[FPSPACE] Civil astronaut wings

B. Vis bertvis at wxs.nl
Wed Oct 13 04:04:08 EDT 2004


What I'm interested in is to see if the FAA is willing to award their
astronaut wings to NASA's X-15 pilots Joe Walker, John McKay and Bill Dana.
Although their flights may not have been commercial, they DID fly their
craft, in the case of Walker even above the FAI boundary of space (100 km).
Since the military X-15 astronauts got astronaut wings from their branch of
the military, and the three NASA pilots got nothing to the best of my
knowledge, I think that it would be more than justified, even though in the
cases of Walker and McKay, it would be a posthumous recognition of their
feat.

I think that Mirelson's remarks are somewhat remarkable as Walker, McKay and
Dana were not just "sitting in the right seat" but did a lot more flying
that any mission specialists or, in particular, payload specialists has ever
done. Still, NASA has never given them astronaut wings.

Bert


----- Original Message ----- 
From: "DwayneDay" <zirconic1 at earthlink.net>
To: <fpspace at friends-partners.org>
Sent: Wednesday, October 13, 2004 12:08 AM
Subject: [FPSPACE] Civil astronaut wings


> www.nytimes.com
> October 12, 2004
>
> Now Earning Wings, a New Kind of Astronaut
> By JOHN SCHWARTZ
>
> fter SpaceShipOne won the $10 million Ansari X Prize competition last
week, the man who took it into space, Brian Binnie, became the second person
ever to receive a new kind of honor: commercial astronaut wings awarded by
the Federal Aviation Administration for those who fly more than 50 miles
above Earth.
>
> Michael W. Melvill, who flew the plane on its first two successful
missions, in June and in September, is the only other person to receive the
pin, which resembles those worn by spacefarers in NASA and the military.
Only 434 people have left the planet in the four decades of the space age
and can wear a version of what must be one of the very most enhancing
accessories.
>
> The F.A.A. wings were the brainchild of Michelle S. Murray, an aerospace
engineer in the aviation agency's Office of Commercial Space Transportation,
which regulates businesses that are out of this world, or aim to be.
>
> The two pins that have been awarded so far were made to order, according
to the F.A.A., and new ones will be ordered when, or if, they are needed.
>
> The X Prize was conceived to encourage a new role for the private sector
in human space travel, beginning with space tourism.
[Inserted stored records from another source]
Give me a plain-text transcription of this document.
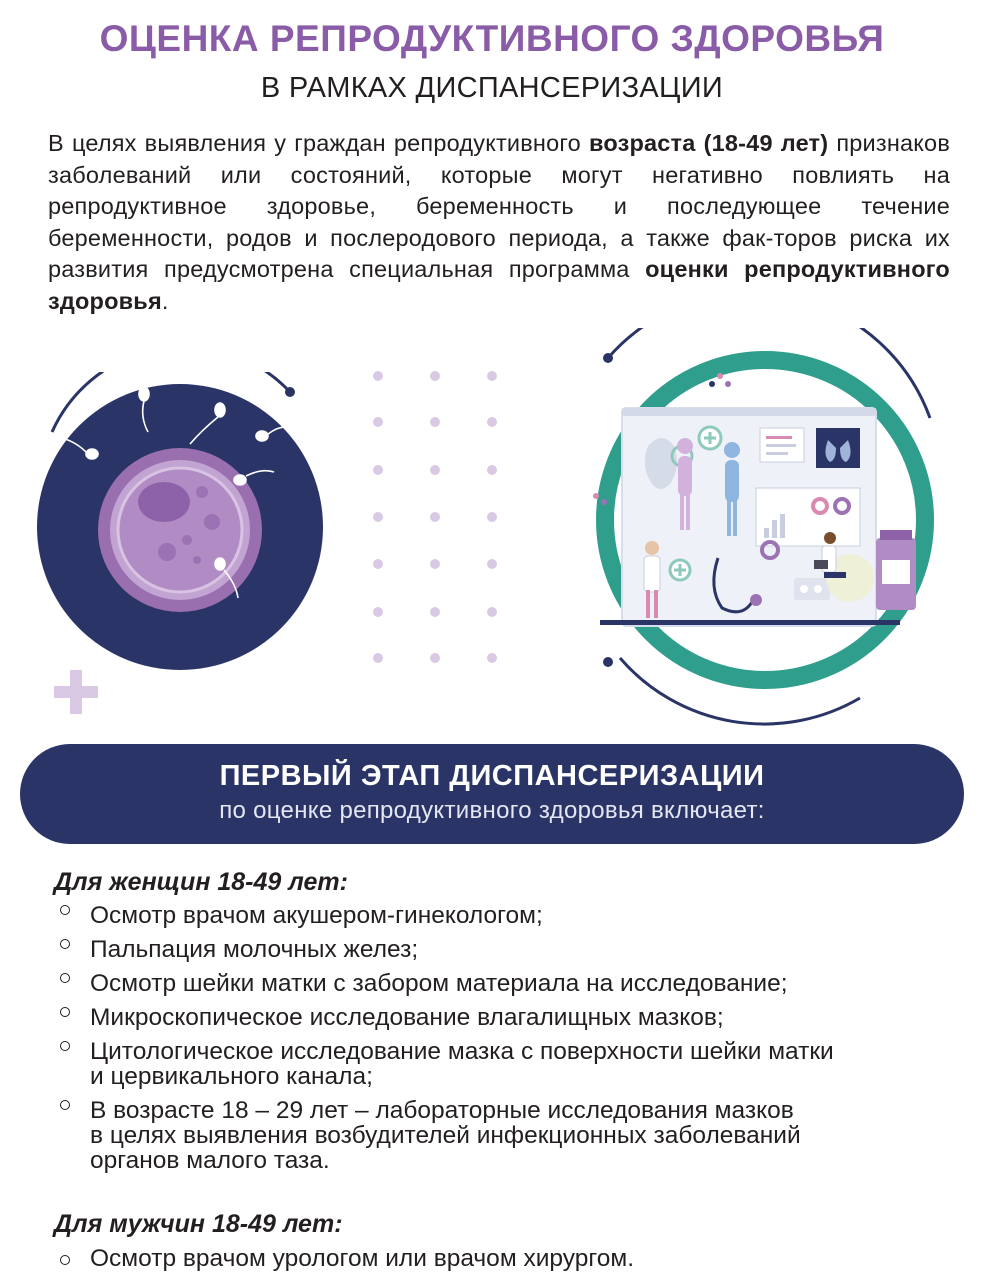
ОЦЕНКА РЕПРОДУКТИВНОГО ЗДОРОВЬЯ
В РАМКАХ ДИСПАНСЕРИЗАЦИИ
В целях выявления у граждан репродуктивного возраста (18-49 лет) признаков заболеваний или состояний, которые могут негативно повлиять на репродуктивное здоровье, беременность и последующее течение беременности, родов и послеродового периода, а также фак-торов риска их развития предусмотрена специальная программа оценки репродуктивного здоровья.
ПЕРВЫЙ ЭТАП ДИСПАНСЕРИЗАЦИИ
по оценке репродуктивного здоровья включает:
Для женщин 18-49 лет:
Осмотр врачом акушером-гинекологом;
Пальпация молочных желез;
Осмотр шейки матки с забором материала на исследование;
Микроскопическое исследование влагалищных мазков;
Цитологическое исследование мазка с поверхности шейки матки
и цервикального канала;
В возрасте 18 – 29 лет – лабораторные исследования мазков
в целях выявления возбудителей инфекционных заболеваний
органов малого таза.
Для мужчин 18-49 лет:
Осмотр врачом урологом или врачом хирургом.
Burt Rutan, the
designer of SpaceShipOne, has signed a deal to develop a larger craft for
Sir Richard Branson, who has announced flights beginning as soon as 2007 for
passengers willing to pay $190,000 for what would have to be considered the
ultimate thrill ride: a roller coaster some 60 miles high.
>
> Which raises the question: Will the passengers also qualify for astronaut
wings?
>
> Afraid not, said Hank Price, a spokesman for the F.A.A. The wings were
only for the pilot and crew. But how about if the pilot hands off the
controls to the passenger for a few seconds during the flight? Nice try, he
said. "They'd violate their license."
>
> Why, then, does everyone who flies on the space shuttle receive astronaut
wings, even though only two people pilot each mission?
>
> For that one, the F.A.A. suggested calling NASA.
>
> Robert Mirelson, a NASA spokesman, said that under that agency's rules,
"the criteria are more for participation than sitting in the right seat."